Although private practice law firms have begun to embrace the possibilities offered by low-cost legal centres (these possibilities are largely encapsulated by the first two words of the service), their in-house counterparts have been slower to take action.

That's according to Legal Week Intelligence's annual Client Satisfaction Report, which polled more than 1,400 in-house lawyers.

General counsel gave an average rating of just 4.4 out of 10 when asked to grade the importance of low-cost centres, although satisfaction levels among those who used these hubs were higher, at 5.7 on average.

The availability of legal outsourcing was considered the least important factor when selecting a law firm, behind 'colour of office furniture', 'willingness to bond over karaoke' and 'opinion on Russell Brand's reinvention as a political rabble-rouser'. (One of those is made up).

Bakers TMT partner Steve Holmes, who works closely with the firm's Manila base, said the ability to use legal process outsourcing (LPO) shows a company is willing to be as efficient as possible.

However, Libby Jackson, director of Herbert Smith Freehill's low-cost Belfast base, identified some reasons why outsourcing is given short shrift by general counsel.
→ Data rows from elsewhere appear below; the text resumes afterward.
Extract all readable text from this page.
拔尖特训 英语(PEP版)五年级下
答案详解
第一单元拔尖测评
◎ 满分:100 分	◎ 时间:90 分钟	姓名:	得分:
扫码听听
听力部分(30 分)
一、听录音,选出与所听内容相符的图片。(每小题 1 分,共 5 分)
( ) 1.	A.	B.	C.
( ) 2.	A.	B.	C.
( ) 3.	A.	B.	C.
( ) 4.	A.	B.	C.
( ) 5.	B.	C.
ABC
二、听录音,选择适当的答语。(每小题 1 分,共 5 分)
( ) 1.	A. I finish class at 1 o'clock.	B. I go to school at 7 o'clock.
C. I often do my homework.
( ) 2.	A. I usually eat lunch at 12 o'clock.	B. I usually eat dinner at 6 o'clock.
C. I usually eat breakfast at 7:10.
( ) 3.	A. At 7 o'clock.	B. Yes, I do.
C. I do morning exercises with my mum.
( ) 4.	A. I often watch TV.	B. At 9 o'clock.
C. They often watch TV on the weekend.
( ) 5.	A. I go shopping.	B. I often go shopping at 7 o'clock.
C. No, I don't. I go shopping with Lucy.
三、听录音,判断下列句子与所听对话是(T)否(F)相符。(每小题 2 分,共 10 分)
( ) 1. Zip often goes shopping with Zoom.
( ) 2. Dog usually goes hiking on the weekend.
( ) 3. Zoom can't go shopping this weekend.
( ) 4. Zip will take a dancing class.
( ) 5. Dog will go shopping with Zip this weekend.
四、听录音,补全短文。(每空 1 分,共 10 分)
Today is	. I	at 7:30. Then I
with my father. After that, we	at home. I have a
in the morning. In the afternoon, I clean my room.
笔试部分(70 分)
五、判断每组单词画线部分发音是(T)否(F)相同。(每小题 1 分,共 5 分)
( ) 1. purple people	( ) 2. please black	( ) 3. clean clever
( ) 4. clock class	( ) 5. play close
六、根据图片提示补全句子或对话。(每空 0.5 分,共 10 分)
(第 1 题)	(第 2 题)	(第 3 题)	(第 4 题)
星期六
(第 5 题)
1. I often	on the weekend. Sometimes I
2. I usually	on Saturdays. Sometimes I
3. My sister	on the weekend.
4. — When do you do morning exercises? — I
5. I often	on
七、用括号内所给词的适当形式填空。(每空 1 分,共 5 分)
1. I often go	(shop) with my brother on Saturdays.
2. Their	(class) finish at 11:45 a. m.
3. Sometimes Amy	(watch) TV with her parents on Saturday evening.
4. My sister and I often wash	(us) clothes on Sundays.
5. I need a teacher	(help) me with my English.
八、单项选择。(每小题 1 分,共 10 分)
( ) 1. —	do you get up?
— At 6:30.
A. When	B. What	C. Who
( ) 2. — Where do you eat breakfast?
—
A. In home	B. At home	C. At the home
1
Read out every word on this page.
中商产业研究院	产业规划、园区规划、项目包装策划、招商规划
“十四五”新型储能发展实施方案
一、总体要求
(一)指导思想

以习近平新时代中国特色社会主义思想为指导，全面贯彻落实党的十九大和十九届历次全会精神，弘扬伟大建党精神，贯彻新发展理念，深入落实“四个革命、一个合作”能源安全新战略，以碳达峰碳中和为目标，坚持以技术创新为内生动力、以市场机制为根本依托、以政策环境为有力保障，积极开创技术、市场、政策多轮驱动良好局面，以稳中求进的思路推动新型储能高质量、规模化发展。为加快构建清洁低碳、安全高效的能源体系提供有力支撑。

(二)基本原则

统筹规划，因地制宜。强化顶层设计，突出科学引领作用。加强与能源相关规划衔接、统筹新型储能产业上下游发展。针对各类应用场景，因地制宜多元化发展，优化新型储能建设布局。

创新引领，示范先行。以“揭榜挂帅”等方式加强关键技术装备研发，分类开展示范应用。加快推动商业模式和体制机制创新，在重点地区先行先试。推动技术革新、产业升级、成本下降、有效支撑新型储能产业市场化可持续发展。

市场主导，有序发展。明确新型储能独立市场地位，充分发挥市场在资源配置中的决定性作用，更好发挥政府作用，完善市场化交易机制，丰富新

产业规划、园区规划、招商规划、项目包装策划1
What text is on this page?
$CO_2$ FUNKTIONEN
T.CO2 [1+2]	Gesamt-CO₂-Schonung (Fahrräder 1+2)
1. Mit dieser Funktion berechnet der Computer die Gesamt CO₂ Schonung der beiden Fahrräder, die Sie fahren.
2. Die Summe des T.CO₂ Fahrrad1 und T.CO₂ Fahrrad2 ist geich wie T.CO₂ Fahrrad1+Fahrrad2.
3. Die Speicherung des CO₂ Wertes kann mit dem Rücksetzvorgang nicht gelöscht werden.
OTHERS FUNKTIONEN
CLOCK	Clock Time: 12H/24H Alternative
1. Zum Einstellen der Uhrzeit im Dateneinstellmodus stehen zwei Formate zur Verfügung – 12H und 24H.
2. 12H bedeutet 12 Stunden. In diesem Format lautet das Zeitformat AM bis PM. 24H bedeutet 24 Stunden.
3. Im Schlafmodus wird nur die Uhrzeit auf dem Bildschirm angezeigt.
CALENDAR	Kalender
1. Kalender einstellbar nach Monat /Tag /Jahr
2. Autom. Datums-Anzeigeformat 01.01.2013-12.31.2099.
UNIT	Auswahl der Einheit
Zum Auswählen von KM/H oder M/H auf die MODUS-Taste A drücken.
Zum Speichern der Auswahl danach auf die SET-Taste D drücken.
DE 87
"There is concern about communication and a fear that costs will be hidden, and possible project management issues arise," she declared.

Her base deals with these problems by ensuring they are fully responsible for all issues, cutting down on any chain of command concerns that could come up.

"In-house lawyers also have concerns about security of data, which may be highly sensitive, being reviewed out of the jurisdiction," she added.

However, LPOs are likely to become more popular as firms attempt to cut costs and the model becomes more sophisticated. Breaking legal tasks down into components and outsourcing some of them could be helpful for many general counsel in the future, according to Legal Week.

However, bringing in the right kind of people remains crucial to attracting in-house business, the study concluded.